La Bonnetière devint alors l'apanage principal des Montaudouin, dont les aînés en prirent le titre ; ils devaient reconstituer et aménager avec soin le domaine, restaurer le château et créer les magnifiques avenues qui existent encore, et l'agrandir de plusieurs métairies. Lors du partage de la succession de Thomas de Montaudouin et de dame Anastase Clarke, sa femme, en 1779, évaluée à près de 700.000 livres, la châtellenie comprenait, en plus du château et de ses dépendances immédiates, les métairies dites de la Porte et du Château, Soplé, Champeaux, les Cochets, la Goupillière, la Jouberderie, à Saint-Urbain ; le Maupas, la Martellerie, le Parenterie, le Bois-Libaud, à Saint-Gervais ; les Bouchauds, le Gazeau, la Blénière, la Frandière, les Grois, la Maison Neuve, l'Emmonnière, le Payré, la Jolonnière, Fruchois, à Sallertaine ; les Transonnières, et Magné, à Saint-Jean-de-Monts ; le Pré-Long à Notre-Dame ; le Moulin Perrin et Gourmont dans l'enclave de l'Isle-Chauvet ; la châtellenie du Coutumier et du Bois-Jouan à Bois-de-Cené, sans compter les pièces de moindre importance, le bordage de la Carabinerie (Saint-Urbain), la tenue des Eglats à Noirmoutier et, à Beauvoir, les Doubles (9 jx de terres et 215 aires de marais), la tenue de la Gézière (2 jx et 40 aires), la maison de la Cahouette et les "nouvelles retraites adjacentes avec toutes leurs dépendances, annexes et droits ...", soit un total de plus de 2.500 journaux de prés et terres et 2.300 aires de marais salants, sans compter les droits féodaux, le quart des fiefs Giraire et Blandin, à Beauvoir, et autres.

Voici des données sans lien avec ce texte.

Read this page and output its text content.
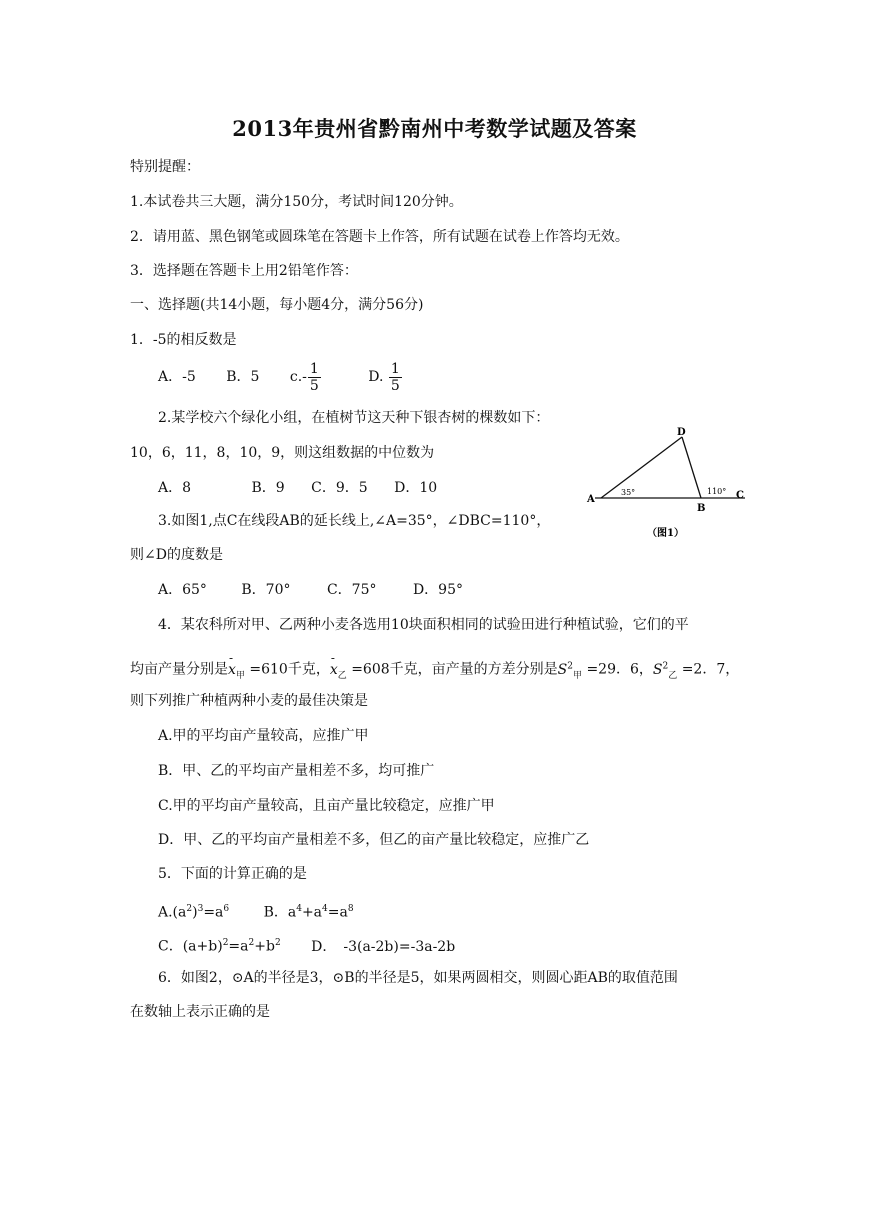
2013年贵州省黔南州中考数学试题及答案
特别提醒：
1.本试卷共三大题，满分150分，考试时间120分钟。
2．请用蓝、黑色钢笔或圆珠笔在答题卡上作答，所有试题在试卷上作答均无效。
3．选择题在答题卡上用2铅笔作答：
一、选择题(共14小题，每小题4分，满分56分)
1．-5的相反数是
A．-5 B．5 $c.- \frac{1}{5}$	D. $\frac{1}{5}$
2.某学校六个绿化小组，在植树节这天种下银杏树的棵数如下：
10，6，11，8，10，9，则这组数据的中位数为
A．8	B．9 C．9．5 D．10
A
B
C
D
35°	110°
（图1）
3.如图1,点C在线段AB的延长线上,∠A=35°，∠DBC=110°，
则∠D的度数是
A．65° B．70°	C．75°	D．95°
4．某农科所对甲、乙两种小麦各选用10块面积相同的试验田进行种植试验，它们的平
均亩产量分别是
-
$x_甲 =610$千克，
-
$x_乙 =608$千克，亩产量的方差分别是$S^2_甲 =29$．6，$S^2_乙 =2$．7，
则下列推广种植两种小麦的最佳决策是
A.甲的平均亩产量较高，应推广甲
B．甲、乙的平均亩产量相差不多，均可推广
C.甲的平均亩产量较高，且亩产量比较稳定，应推广甲
D．甲、乙的平均亩产量相差不多，但乙的亩产量比较稳定，应推广乙
5．下面的计算正确的是
$A.(a^2)^3=a^6$ B．$a^4+a^4=a^8$
C．$(a+b)^2=a^2+b^2$ D．　-3(a-2b)=-3a-2b
6．如图2，⊙A的半径是3，⊙B的半径是5，如果两圆相交，则圆心距AB的取值范围
在数轴上表示正确的是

Le partage du 30 avril 1779 énerva de la Bonnetière, au profit des cadets, les métairies et borderies de Saint-Jean et Notre-Dame-de-Monts, l'Emmonnière, la Jolonière, le Payré, Fruchois, le Gazeau, les Grois, à Sallertaine ; la Parenterie et le Bois-Libaud, à Saint-Gervais, et les domaines de Bois-de-Cené et l'Isle-Chauvet. L'aîné conserva le reste, le château et ses biens propres (62 jx 1/2), l'Ourière, la Prée au Roy (35 jx), les Bouchauds, le fief de la Goupillière (100 jx environ), et les autres métairies.
Tel était l'état de la Bonnetière à l'époque de la Révolution. L'intendant du château était alors André Baumler, né en 1739 à Remering, en Lorraine, et qui avait servi dans le régiment de dragons où se trouvait comme capitaine Thomas de Montaudouin. Celui-ci se l'était attaché et en avait fait le régisseur de ses domaines bas-poitevins ; son mariage, vers 1760, avec une fille de Challans, Pauline Mornet, l'avait définitivement fixé au pays.
En 1793, il fut le capitaine des paroisses de Saint-Gervais et Saint-Urbain et prit part à toutes les opérations des insurgés dans le Marais et sur la côte. C'est lui qui, le 13 mars, occupa Challans ; à la fin du même mois, il était au siège des Sables sous les ordres de Joly, puis il rallia Charette.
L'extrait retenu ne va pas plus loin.